September 15, 2022
With 36 years of experience working in Information Technology, Ed Zawacki is a veteran expert supporting innovation as UIC’s chief information security and privacy officer. Retiring in October, he reflects on his journey at UIC.
Zawacki’s work at UIC dates back to his early student years in the 1980s. He began working as a freshman student programming in the biomechanics lab in SELE in 1982. Less than a year later, he became a student consultant at the Computer Center, rising to senior consultant by the time he graduated in 1986 and then joined the networking group full time.
Throughout his career at UIC, Zawacki took on several roles, including network engineer and system administrator working on the IBM mainframe, connecting UIC to NSFNET (the precursor to the internet), working with IBM on beta DNS server code, and then morphing into the role of “the security person” as time went by.
When it comes to his fondest memories at UIC, Zawacki says it’s the people.
“I’ve had the pleasure over the years to consistently work with some of the best people you could hope for,” he said. “Although the students don’t really get a chance to see it, there are so many people trying their best to make the student experience the best possible.”
In the fall of 2003, two very invasive internet worms popped up: Blaster and Welchia. As Zawacki explains, at that time, UIC did not have any intrusion detection tools available, and compromised machines were affecting network performance.

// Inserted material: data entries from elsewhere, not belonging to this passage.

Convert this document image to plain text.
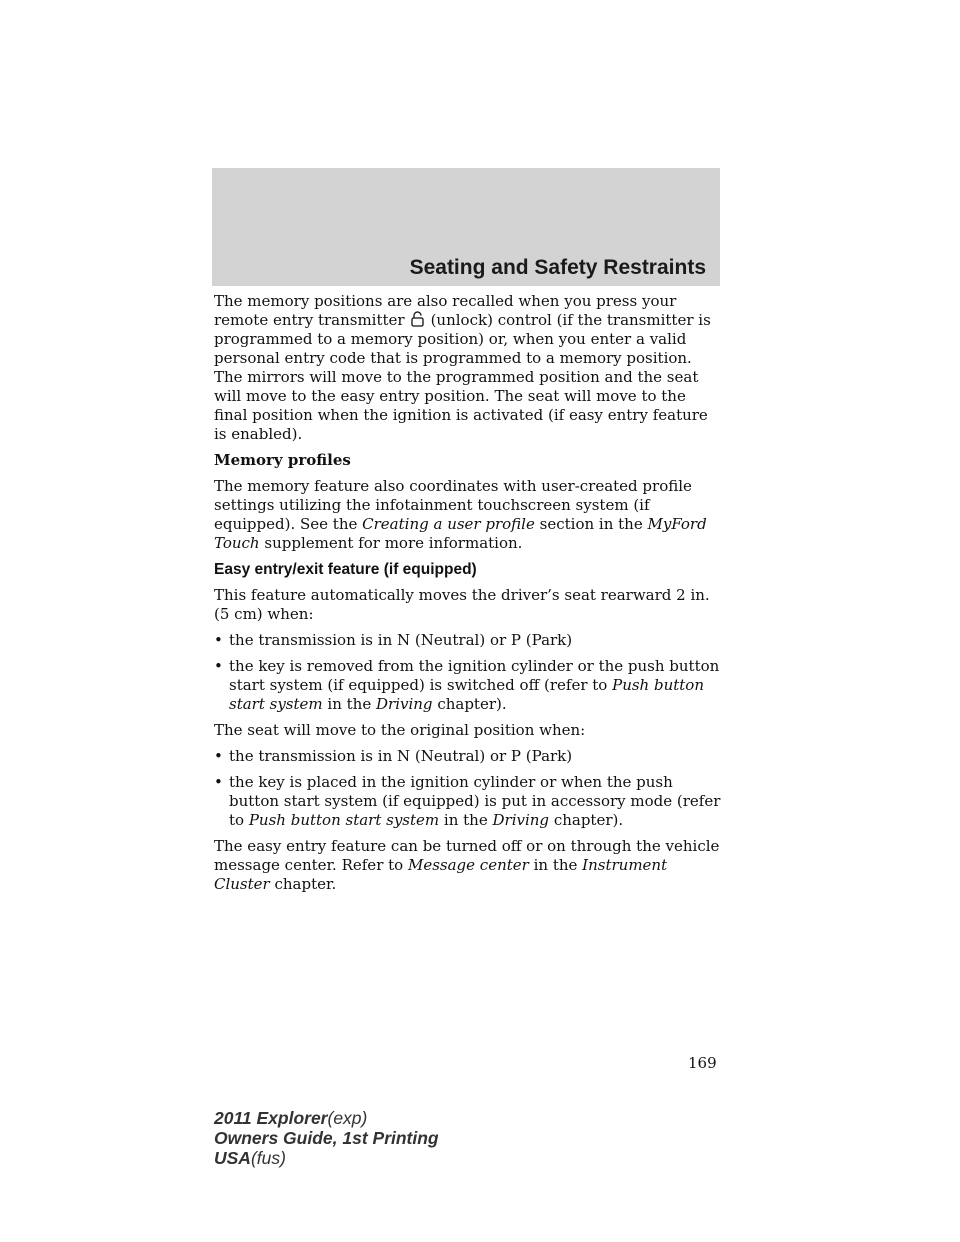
Seating and Safety Restraints

The memory positions are also recalled when you press your remote entry transmitter (unlock) control (if the transmitter is programmed to a memory position) or, when you enter a valid personal entry code that is programmed to a memory position. The mirrors will move to the programmed position and the seat will move to the easy entry position. The seat will move to the final position when the ignition is activated (if easy entry feature is enabled).

Memory profiles

The memory feature also coordinates with user-created profile settings utilizing the infotainment touchscreen system (if equipped). See the Creating a user profile section in the MyFord Touch supplement for more information.

Easy entry/exit feature (if equipped)

This feature automatically moves the driver’s seat rearward 2 in. (5 cm) when:

• the transmission is in N (Neutral) or P (Park)
• the key is removed from the ignition cylinder or the push button start system (if equipped) is switched off (refer to Push button start system in the Driving chapter).

The seat will move to the original position when:

• the transmission is in N (Neutral) or P (Park)
• the key is placed in the ignition cylinder or when the push button start system (if equipped) is put in accessory mode (refer to Push button start system in the Driving chapter).

The easy entry feature can be turned off or on through the vehicle message center. Refer to Message center in the Instrument Cluster chapter.

169
2011 Explorer(exp)
Owners Guide, 1st Printing
USA(fus)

“I did have access to something called network flow data though, which is basically a summary of a network conversation,” he said.

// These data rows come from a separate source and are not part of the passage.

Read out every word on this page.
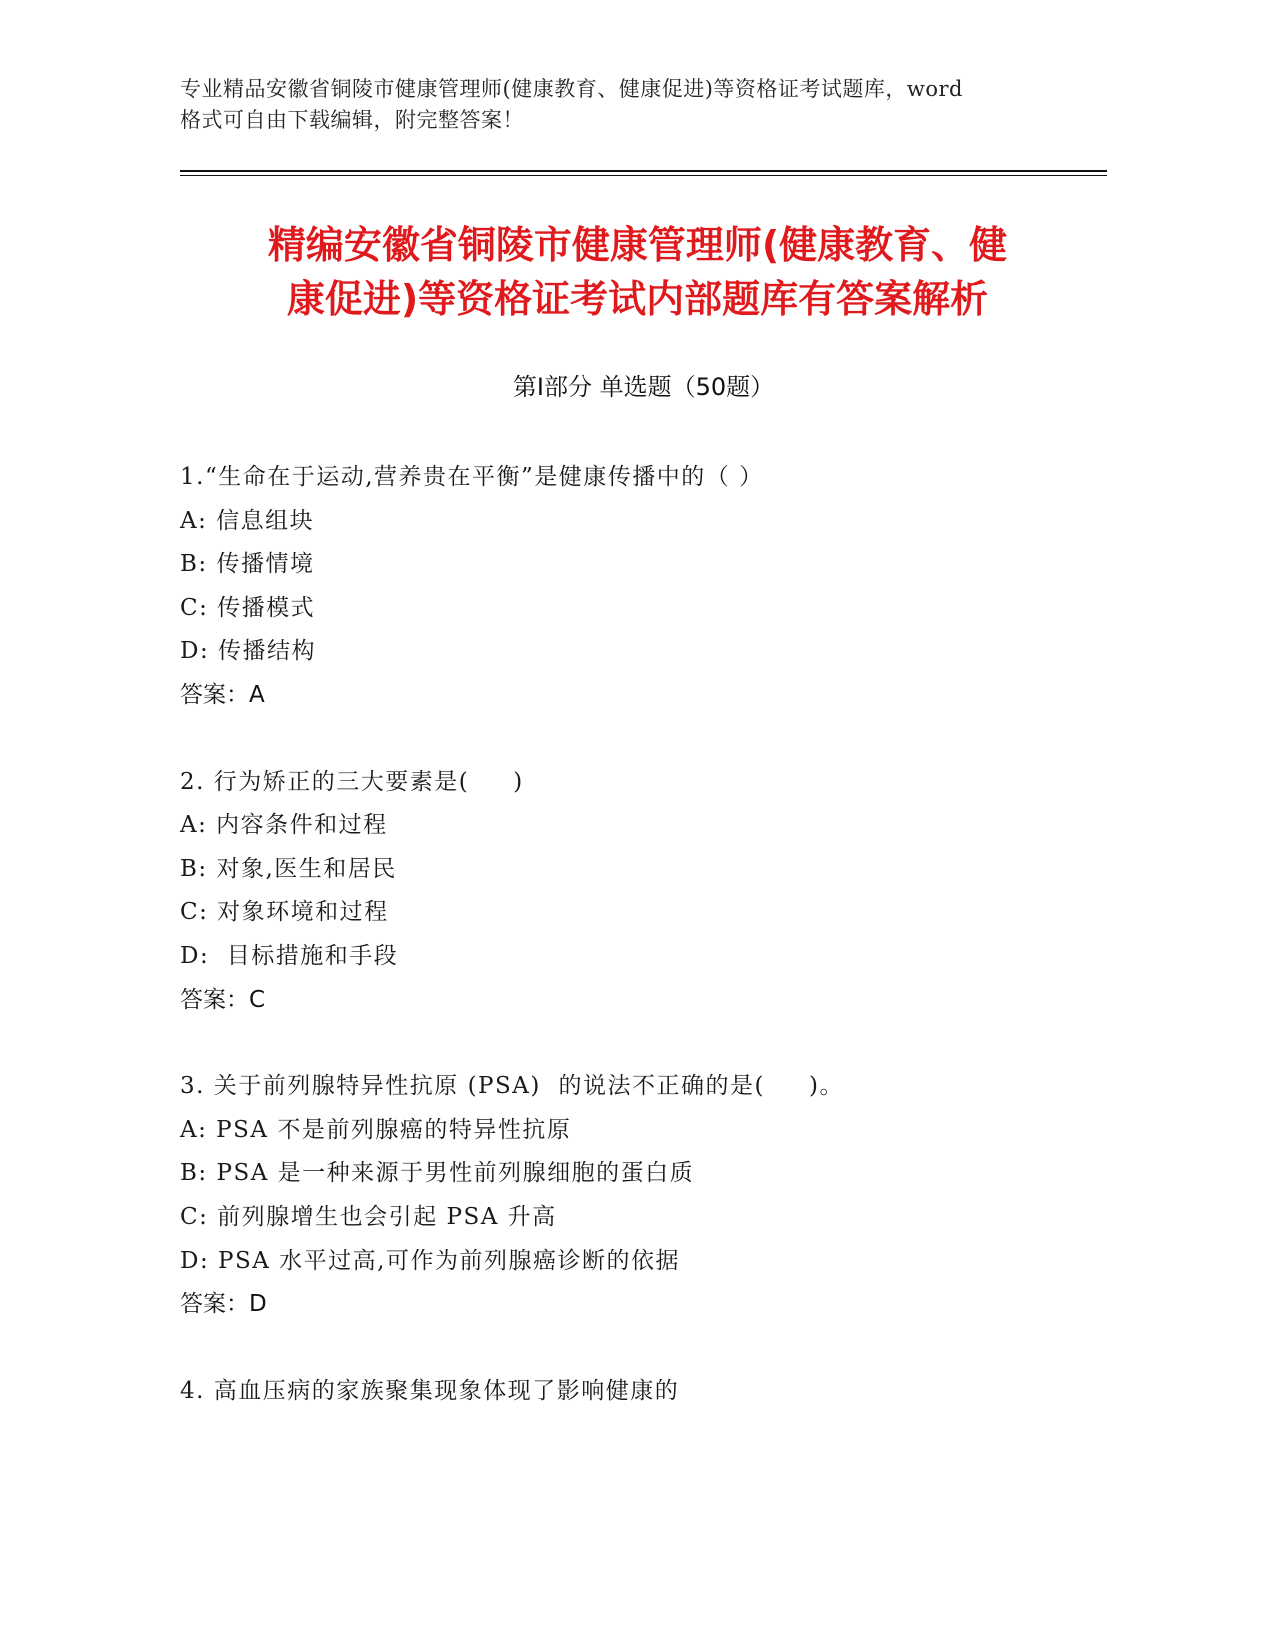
专业精品安徽省铜陵市健康管理师(健康教育、健康促进)等资格证考试题库，word
格式可自由下载编辑，附完整答案！
精编安徽省铜陵市健康管理师(健康教育、健
康促进)等资格证考试内部题库有答案解析
第Ⅰ部分 单选题（50题）
1.“生命在于运动,营养贵在平衡”是健康传播中的（ ）
A: 信息组块
B: 传播情境
C: 传播模式
D: 传播结构
答案：A
2. 行为矫正的三大要素是(     )
A: 内容条件和过程
B: 对象,医生和居民
C: 对象环境和过程
D:  目标措施和手段
答案：C
3. 关于前列腺特异性抗原 (PSA)  的说法不正确的是(     )。
A: PSA 不是前列腺癌的特异性抗原
B: PSA 是一种来源于男性前列腺细胞的蛋白质
C: 前列腺增生也会引起 PSA 升高
D: PSA 水平过高,可作为前列腺癌诊断的依据
答案：D
4. 高血压病的家族聚集现象体现了影响健康的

Zawacki later expanded the program to be fully configurable so that new worms could easily be detected and reported on based on their network traffic characteristics, essentially innovating a real intrusion detection system to fulfill the university’s need at the time.
Racing against time, he wrote a program to detect compromised machines on the UIC network.
“New machines kept popping up, but with a way to detect them, working with the network team, we were able to keep them under control and the network running,” he said.
What is a typical day like for a chief information security and privacy officer?
I’m not sure that there is a typical day. Aside from the assorted meetings with other university leaders, issues arise that need to be evaluated, opinions presented and decisions made… new security issues regularly arise that need to be addressed. And new technologies and enhanced capabilities of existing systems need to be evaluated and communicated. Assorted issues can arise from compliance and/or law enforcement. Finally, issues arise with the detection of security events that may be escalated from the security team.
What is one of your biggest accomplishments at UIC?
Building the information security office from the ground up. This includes working with others to implement policy and technical controls to help secure the university infrastructure. It also includes making available tools for the university IT community to assess and protect their own infrastructure, as well as the implementation of universitywide security awareness training.
What advice would you give students interested in pursuing a career in IT and cyber security?
Be very curious. Always try to make sure you understand how and why things function the way they do, learn how networking and operating systems work, read as much as you can, and then most importantly, find time to play with security tools and technologies.
What do you look forward to after UIC?
At this point, I’m not sure since I’ve been working here my whole adult life as well as my student years as a student at UIC. My immediate plans involve getting some projects done around the house and pursue a fledgling hobby in painting and sculpture. I care very much about this place though, so I’m also looking forward to the university finding someone to move the security infrastructure forward.